(1) 相手が裏切ったからといって、こちらもそれをすると関係が壊れる。あくまでも協力的な対応をとりつづける。
(2) 相手が先に裏切ってきたのだから、遠慮はいらない。これまでの協力的な態度をやめ、仕返しする対応をとったほうがよい。
(3) 相手が裏切ったからといって、それには理由があるのかもしれない。少しだけ様子を見ながら協力的な反応をつづけ、さらに裏切りがつづくようなら、対応を改める。

殴られたら、“すぐに”殴り返せ

 ビジネスをつづけていれば、お得意様や取引先からいきなり手を切られるとか、注文を減らされるとか、これまでの信頼関係からは「裏切り」としか思えない行為をとられてしまうことも多いだろう。

 私は出版業界のことしかわからないが、雑誌の連載をいきなり打ち切りにさせられるとか、いつの間にかネットで作家の悪い噂が広がっていて、その出所を調べてみると、担当編集者が流していたということがわかった、という話は枚挙にいとまがない。いつ裏切りにあってもおかしくない世の中なのである。
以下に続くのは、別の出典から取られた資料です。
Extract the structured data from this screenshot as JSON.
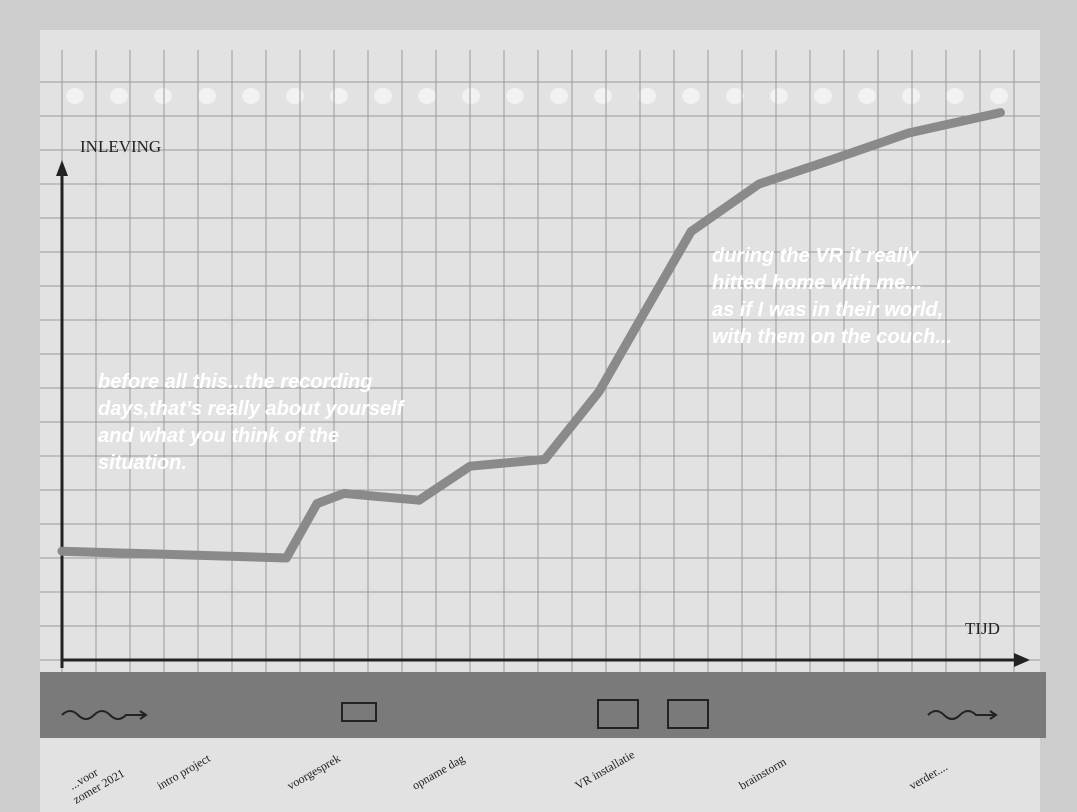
{
  "chart_data": {
    "type": "line",
    "y_label": "INLEVING",
    "x_label": "TIJD",
    "x": [
      0,
      6.6,
      7.5,
      8.3,
      10.5,
      12,
      14.2,
      15.8,
      17,
      18.5,
      20.5,
      22.6,
      24.9,
      27.6
    ],
    "values": [
      3.2,
      3.0,
      4.6,
      4.9,
      4.7,
      5.7,
      5.9,
      7.9,
      10,
      12.6,
      14,
      14.7,
      15.5,
      16.1
    ],
    "color": "#8a8a8a",
    "xlim": [
      0,
      28.5
    ],
    "ylim": [
      0,
      17
    ],
    "grid": true,
    "annotations": [
      {
        "lines": [
          "before all this...the recording",
          "days,that’s really about yourself",
          "and what you think of the",
          "situation."
        ]
      },
      {
        "lines": [
          "during the VR it really",
          "hitted home with me...",
          "as if I was in their world,",
          "with them on the couch..."
        ]
      }
    ],
    "phases": [
      [
        "...voor",
        "zomer 2021"
      ],
      [
        "intro project"
      ],
      [
        "voorgesprek"
      ],
      [
        "opname dag"
      ],
      [
        "VR installatie"
      ],
      [
        "brainstorm"
      ],
      [
        "verder...."
      ]
    ]
  }
}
 さて、交渉においては、もし相手があなたを裏切るような手をとったら、こちらからも断固としてやり返したほうがいいことが知られている。即座にやり返さないと、相手を調子に乗らせてしまうので、すぐに痛い目にあわせるのである。「やられたら、やり返す」では、まるでヤクザの仕返しではないか、と思われる読者がいるかもしれないが、現実的にいって、これが1番の作戦である。

 このやり方は、「しっぺ返し」戦略(tit-for-tat strategy)と呼ばれているが、あまりにも有名な戦略なので、ご存知の人も多いだろう。心理学の研究でも、しっぺ返しをすれば、あわてて相手はもとの協力反応に戻ってくれることがわかっている。

 ミズーリ大学のケネス・シェルドン博士によれば、しっぺ返しすることにより、相手に「痛い目」を見せれば、その後はずっと協力反応をとってくれることがわかっている。シェルドン博士が、1ヵ月後にもう一度同じ実験をしたところ、前回にしっぺ返しをされて懲りた人たちは、1ヵ月後にも、協力するようになっていることが判明した。「やられたら、やり返す」ことをされると、私たちは、自分からは手を出さなくなるのである。